I’ve decided to develop a budget.

This probably sounds strange coming from a guy who has been anti-budget all his life. Besides, haven’t I paid off all my debt? Don’t I have a positive cash-flow of over $1,000 per month? Yes, these things are true. But I’ve noticed something troubling: I’ve begun to experience that lifestyle inflation I’m always warning others about.

Lifestyle inflation is the natural tendency to increase our spending as our incomes increase. When we get a raise at work, we’re likely to spend more at home. A little lifestyle inflation is fine. But there’s a real danger of becoming too comfortable with increased spending. Once we become accustomed to a certain lifestyle, it’s difficult to cut back.

Cracks in the foundation
On our flight home from Orlando, Kris and I talked about my spending. It has increased in recent months. Some of this is deliberate. I’ve made a conscious decision to allow myself to spend more money on Wants. I can afford it. The trouble is that I’ve begun to spend indiscriminately again, and I’m afraid that’s a slippery slope. I’ll buy random magazines at the grocery store, or pick up a game for the Wii that I’m only half interested in.
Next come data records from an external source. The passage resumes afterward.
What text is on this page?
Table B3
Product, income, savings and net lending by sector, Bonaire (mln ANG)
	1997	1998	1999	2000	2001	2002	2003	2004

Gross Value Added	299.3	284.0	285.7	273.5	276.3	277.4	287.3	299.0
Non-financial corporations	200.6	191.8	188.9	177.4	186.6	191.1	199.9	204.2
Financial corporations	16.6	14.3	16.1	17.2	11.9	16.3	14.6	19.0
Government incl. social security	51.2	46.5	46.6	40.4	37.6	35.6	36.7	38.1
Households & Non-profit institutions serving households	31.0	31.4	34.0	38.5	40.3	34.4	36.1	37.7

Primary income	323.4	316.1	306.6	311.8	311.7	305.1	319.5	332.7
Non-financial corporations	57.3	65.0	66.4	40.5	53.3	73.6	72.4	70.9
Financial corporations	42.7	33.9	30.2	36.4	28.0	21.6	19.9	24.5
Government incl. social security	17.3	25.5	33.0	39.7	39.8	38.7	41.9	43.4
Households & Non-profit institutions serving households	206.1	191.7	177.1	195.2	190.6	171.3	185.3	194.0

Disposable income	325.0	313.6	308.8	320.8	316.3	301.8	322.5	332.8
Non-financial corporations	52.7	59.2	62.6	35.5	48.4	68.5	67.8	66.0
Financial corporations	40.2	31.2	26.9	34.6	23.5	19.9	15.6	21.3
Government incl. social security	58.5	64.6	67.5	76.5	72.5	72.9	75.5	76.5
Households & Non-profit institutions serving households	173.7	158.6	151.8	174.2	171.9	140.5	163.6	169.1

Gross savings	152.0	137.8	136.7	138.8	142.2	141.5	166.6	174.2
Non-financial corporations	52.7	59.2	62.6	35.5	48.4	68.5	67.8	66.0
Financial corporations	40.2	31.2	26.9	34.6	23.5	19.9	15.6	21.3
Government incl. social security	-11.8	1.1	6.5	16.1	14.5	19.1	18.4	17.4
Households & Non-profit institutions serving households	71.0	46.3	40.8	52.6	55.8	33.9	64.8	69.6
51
I’m certainly not spending beyond my means, but I’ve begun to make more impulse purchases. I want to correct this now — before it becomes a problem. In the past, I’ve used a spending plan to help me meet my goals, and more recently I’ve been following the broad outlines of Elizabeth Warren’s balanced money formula:

But sometimes broad outlines aren’t enough. In this case, Kris suggested that a budget might help curb my impulsiveness, and I think she’s right. With a budget, I can set specific goals. I can focus on the things I really want instead of just spending on random things that appeal to me in the moment.
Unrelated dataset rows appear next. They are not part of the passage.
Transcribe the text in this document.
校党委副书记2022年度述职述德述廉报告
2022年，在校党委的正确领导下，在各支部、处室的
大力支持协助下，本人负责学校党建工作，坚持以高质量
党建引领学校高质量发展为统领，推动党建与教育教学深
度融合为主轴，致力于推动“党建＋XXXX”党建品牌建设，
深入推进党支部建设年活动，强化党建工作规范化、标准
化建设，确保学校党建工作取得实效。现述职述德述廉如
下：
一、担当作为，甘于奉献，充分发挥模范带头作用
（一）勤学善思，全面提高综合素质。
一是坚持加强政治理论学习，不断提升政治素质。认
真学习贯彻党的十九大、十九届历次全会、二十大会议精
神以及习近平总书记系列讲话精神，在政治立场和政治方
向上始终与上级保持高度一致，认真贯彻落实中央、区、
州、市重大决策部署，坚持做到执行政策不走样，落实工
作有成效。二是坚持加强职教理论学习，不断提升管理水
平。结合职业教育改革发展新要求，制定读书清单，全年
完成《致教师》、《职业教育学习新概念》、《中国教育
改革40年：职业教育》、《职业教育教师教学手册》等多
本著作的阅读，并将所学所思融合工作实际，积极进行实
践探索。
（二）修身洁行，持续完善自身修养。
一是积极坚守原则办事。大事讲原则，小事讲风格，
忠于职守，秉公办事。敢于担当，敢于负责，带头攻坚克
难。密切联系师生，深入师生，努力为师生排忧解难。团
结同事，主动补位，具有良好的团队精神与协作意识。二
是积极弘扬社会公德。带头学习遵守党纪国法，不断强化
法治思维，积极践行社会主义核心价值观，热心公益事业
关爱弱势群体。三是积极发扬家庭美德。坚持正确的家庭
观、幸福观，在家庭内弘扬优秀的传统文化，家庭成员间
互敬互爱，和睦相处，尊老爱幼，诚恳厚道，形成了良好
So, I’ve decided to create a budget. Not a comprehensive budget — my Income, Needs, and Saving are all fine — but a budget for my Wants. I want to exercise discipline in this area so that I’m spending on things that are actually important to me instead of random stuff, stuff that ultimately turns into clutter.

Blueprint for success
To start, I reviewed my discretionary spending from last year and compared it to the totals from the first four months of 2009. This is where tracking every penny you spend can prove valuable. By comparing my past spending to my present spending, I’m able to detect trends. It’s very clear, for example, that I am again spending too much on dining out. Time to cut back.
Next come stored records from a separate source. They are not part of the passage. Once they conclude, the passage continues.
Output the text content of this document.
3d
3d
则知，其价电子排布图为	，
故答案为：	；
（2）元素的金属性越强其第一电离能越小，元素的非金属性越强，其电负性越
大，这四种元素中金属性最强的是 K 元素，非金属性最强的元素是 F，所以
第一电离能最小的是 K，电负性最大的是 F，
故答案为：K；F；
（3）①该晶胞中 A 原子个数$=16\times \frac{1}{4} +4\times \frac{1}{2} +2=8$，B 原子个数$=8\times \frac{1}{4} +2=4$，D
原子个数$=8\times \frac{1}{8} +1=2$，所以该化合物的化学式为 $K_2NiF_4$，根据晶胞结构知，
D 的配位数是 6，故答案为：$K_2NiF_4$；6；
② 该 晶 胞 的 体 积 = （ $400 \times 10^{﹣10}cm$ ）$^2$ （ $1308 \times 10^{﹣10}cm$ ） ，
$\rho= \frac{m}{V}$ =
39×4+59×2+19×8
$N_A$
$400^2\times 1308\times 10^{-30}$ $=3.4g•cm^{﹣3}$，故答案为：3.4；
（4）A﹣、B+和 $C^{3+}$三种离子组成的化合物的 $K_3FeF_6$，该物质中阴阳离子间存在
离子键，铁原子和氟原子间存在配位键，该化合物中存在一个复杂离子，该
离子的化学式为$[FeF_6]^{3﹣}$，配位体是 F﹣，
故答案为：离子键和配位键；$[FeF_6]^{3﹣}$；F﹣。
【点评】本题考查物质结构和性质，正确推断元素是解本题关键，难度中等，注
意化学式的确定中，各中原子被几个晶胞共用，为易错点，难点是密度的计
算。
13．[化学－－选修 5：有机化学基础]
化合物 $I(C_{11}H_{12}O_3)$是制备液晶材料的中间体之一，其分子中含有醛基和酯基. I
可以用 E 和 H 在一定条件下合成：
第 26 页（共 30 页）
Next, I thought about my goals. What is it that I really want to do? Lately, travel appeals to me. Kris and I both would like to take a vacation to Europe in 2010. To make that happen, I need to save. This gives me a medium-term goal to save toward.

Finally, I allocated a specific amount of money toward my monthly Wants. Remember, because I’m self-employed, I have an irregular income that passes through my business account first. If I pull out $2500 per month (after taxes) to act as personal income, that gives me $750 to spend on my passions. That should be plenty.

Note:Based on my Income, Needs, and Saving, I can afford to allocate $750 for Wants. This might seem high to some GRS readers. It would have seemed high to me once, too. But because I’ve paid off my consumer debt, I have $750 per month to spend on the things that make me happy.

Building the budget
After collecting the data and setting my goals, I made a first pass at a budget. This is what I’ll use for June and July:

  • Books: $50/month
  • Comic Books: $50/month
  • Entertainment: $50/month
  • Clothing: $50/month
  • Charity: $50/month
  • Dining Out: $200/month
  • Vacation 2010: $200/month (plus small windfalls)
  • Miscellaneous: $100/month

Obviously, you might make different choices. I know that many GRS readers are avid contributors to charity, for example, and I suspect few of you budget for comic books! These are the allocations that seem to make sense for me and my situation. I’m sure that I’ll make changes to this budget as I work with it in the real world.

Actually, I have a lot of questions about how a budget should work in the real world. Because I’m a budgeting novice, I could use some help. I’m hoping that you experienced budgeters can answer some of my questions:

  • How often do you re-evaluate your budget? Do you make monthly adjustments? Quarterly? Yearly?
  • If you go over budget for a month, what do you do? Do you make immediate adjustments? Or do you simply try to correct things the following month?
  • What if I go under budget in a category? Does that mean I get to carry that money into the next month? Can I use it for a different Want category? (Perhaps sweep anything extra into the Vacation fund?) Or does does that money go to Saving instead? Or should I donate it to charity?
  • How do you track your spending against the budget? If I used the envelope system, I’d allocate the actual cash to each account before-hand. But what if I don’t want to have that much cash around the house? Is there a good way to keep track of current spending in each category? Should I carry a notecard with my monthly spending on it? (That seems to be what Bargain Babe recommends.)
  • Do you try to further reduce spending on these categories? For example, should I try to drop my budget for Dining Out even more?

This is a strange new world for me. Over the past year, I’ve been pursuing more and more advanced personal finance subjects and concepts. Yet here I am, in better financial shape than ever, about to implement a basic skill I’ve never mastered before. That’s okay. I believe it’s important to continue focusing on the fundamentals even as we tackle more advanced topics.